No plano internacional, os Estados Unidos adicionaram um segundo indivíduo à sua lista de pessoas sancionadas pelo seu envolvimento no que o governo dos EUA chama de “ISIS-Moçambique”. No dia 6 de Agosto, o Departamento de Estado anunciou que Bonomade Machude Omar - conhecido no conflito principalmente como Ibn Omar - foi nomeado Terrorista Global Especialmente Designado por seu papel na insurgência. De acordo com a designação, Omar é o “comandante sênior e coordenador principal de todos os ataques conduzidos pelo grupo no norte de Moçambique, bem como o facilitador principal e canal de comunicações para o grupo”. A designação alega que Omar esteve na linha da frente do ataque a Palma e é responsável pelos ataques no norte de Cabo Delgado e no sul da região de Mtwara, na Tanzânia. 

À medida que o SAMIM finalmente surge como uma força de combate em Cabo Delgado (que será abordado exaustivamente no semanário Cabo Ligado da próxima semana), as forças tanzanianas pareceram intensificar as operações domésticas em conjunto com a intervenção regional.

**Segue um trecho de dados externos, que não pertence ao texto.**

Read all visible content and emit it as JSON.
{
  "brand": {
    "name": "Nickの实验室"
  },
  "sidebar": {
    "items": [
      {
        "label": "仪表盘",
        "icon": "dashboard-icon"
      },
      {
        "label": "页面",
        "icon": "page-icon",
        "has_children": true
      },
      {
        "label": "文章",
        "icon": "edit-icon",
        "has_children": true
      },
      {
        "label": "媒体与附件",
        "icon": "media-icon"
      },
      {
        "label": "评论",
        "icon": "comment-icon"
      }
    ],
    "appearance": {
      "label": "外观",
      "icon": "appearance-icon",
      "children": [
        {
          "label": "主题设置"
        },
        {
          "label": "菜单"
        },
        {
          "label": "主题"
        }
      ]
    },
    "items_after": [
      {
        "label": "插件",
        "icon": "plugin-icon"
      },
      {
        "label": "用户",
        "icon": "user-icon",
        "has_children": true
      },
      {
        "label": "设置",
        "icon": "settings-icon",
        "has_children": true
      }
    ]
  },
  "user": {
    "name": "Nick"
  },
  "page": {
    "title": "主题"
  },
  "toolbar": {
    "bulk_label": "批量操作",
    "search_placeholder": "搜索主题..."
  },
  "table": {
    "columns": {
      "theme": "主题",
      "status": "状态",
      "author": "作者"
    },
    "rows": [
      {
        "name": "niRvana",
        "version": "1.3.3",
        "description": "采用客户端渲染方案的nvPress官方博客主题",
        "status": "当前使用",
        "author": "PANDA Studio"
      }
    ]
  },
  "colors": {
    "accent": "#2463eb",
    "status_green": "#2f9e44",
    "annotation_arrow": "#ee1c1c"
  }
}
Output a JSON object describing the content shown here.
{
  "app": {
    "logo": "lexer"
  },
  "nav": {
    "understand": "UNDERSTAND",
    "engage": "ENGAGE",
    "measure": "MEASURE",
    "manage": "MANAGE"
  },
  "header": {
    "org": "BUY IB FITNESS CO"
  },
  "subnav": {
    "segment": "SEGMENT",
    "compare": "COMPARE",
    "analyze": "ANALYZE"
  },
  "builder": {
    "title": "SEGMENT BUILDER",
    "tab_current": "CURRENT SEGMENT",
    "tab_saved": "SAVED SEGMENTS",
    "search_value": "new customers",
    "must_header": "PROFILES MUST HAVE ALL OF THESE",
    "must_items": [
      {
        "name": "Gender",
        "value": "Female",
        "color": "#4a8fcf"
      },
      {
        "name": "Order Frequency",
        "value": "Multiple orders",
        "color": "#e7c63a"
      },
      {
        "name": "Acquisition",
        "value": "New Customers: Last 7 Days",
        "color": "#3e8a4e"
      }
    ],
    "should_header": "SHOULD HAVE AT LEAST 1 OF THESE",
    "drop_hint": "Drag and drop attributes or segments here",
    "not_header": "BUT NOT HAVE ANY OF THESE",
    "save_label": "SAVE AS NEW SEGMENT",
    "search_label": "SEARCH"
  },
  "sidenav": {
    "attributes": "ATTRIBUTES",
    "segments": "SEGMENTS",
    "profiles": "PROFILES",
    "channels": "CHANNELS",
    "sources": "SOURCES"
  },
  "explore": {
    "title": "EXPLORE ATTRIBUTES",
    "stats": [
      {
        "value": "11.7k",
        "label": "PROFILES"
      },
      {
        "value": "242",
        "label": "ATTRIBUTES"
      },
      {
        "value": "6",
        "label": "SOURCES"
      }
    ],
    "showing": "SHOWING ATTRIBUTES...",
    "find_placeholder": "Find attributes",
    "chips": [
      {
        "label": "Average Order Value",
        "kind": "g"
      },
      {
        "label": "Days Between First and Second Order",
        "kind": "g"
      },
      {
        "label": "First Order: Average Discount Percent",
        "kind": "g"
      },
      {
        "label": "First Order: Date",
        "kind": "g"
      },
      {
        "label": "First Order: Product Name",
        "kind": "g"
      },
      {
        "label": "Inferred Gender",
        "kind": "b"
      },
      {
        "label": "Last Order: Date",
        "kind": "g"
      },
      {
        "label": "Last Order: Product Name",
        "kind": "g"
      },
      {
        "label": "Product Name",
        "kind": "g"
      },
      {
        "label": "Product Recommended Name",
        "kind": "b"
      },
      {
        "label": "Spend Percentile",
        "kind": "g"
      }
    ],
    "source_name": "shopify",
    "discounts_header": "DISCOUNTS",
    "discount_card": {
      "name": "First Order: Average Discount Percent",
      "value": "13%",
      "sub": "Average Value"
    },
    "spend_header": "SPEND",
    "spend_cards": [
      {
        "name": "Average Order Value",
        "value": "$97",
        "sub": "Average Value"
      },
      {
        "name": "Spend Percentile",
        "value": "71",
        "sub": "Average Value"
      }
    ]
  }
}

Todas as aldeias num raio de 40 quilómetros da cidade de Mtwara estabeleceram postos de controlo de aldeia nas últimas duas semanas para verificar os documentos de identidade, e as patrulhas das forças de segurança na área estão a verificar os documentos de todos que se cruzam. No dia 3 de Agosto, a polícia tanzaniana anunciou que havia realizado operações no distrito de Kibiti com o objectivo explícito de interditar os insurgentes que haviam sido repelidos de volta à Tanzânia por operações moçambicanas e ruandesas em Cabo Delgado. No dia seguinte, o chefe da polícia da Tanzânia disse a jornalistas que os seus agentes estão a interrogar qualquer pessoa que atravesse a fronteira de Moçambique para se assegurar de que não estejam envolvidos na insurgência.

Detalhes sobre se e como o Ruanda e o SAMIM estão a coordenar as suas actividades em Cabo Delgado são difíceis de obter, mas na semana passada o ministro da defesa do Zimbabué, Oppah Muchinguri-Kashiri, viajou para Kigali a convite do seu homólogo ruandês, onde discutiram extensivamente sobre Cabo Delgado. O Zimbabwe comprometeu-se a enviar pouco mais de 300 formadores militares para Moçambique como parte da força SAMIM.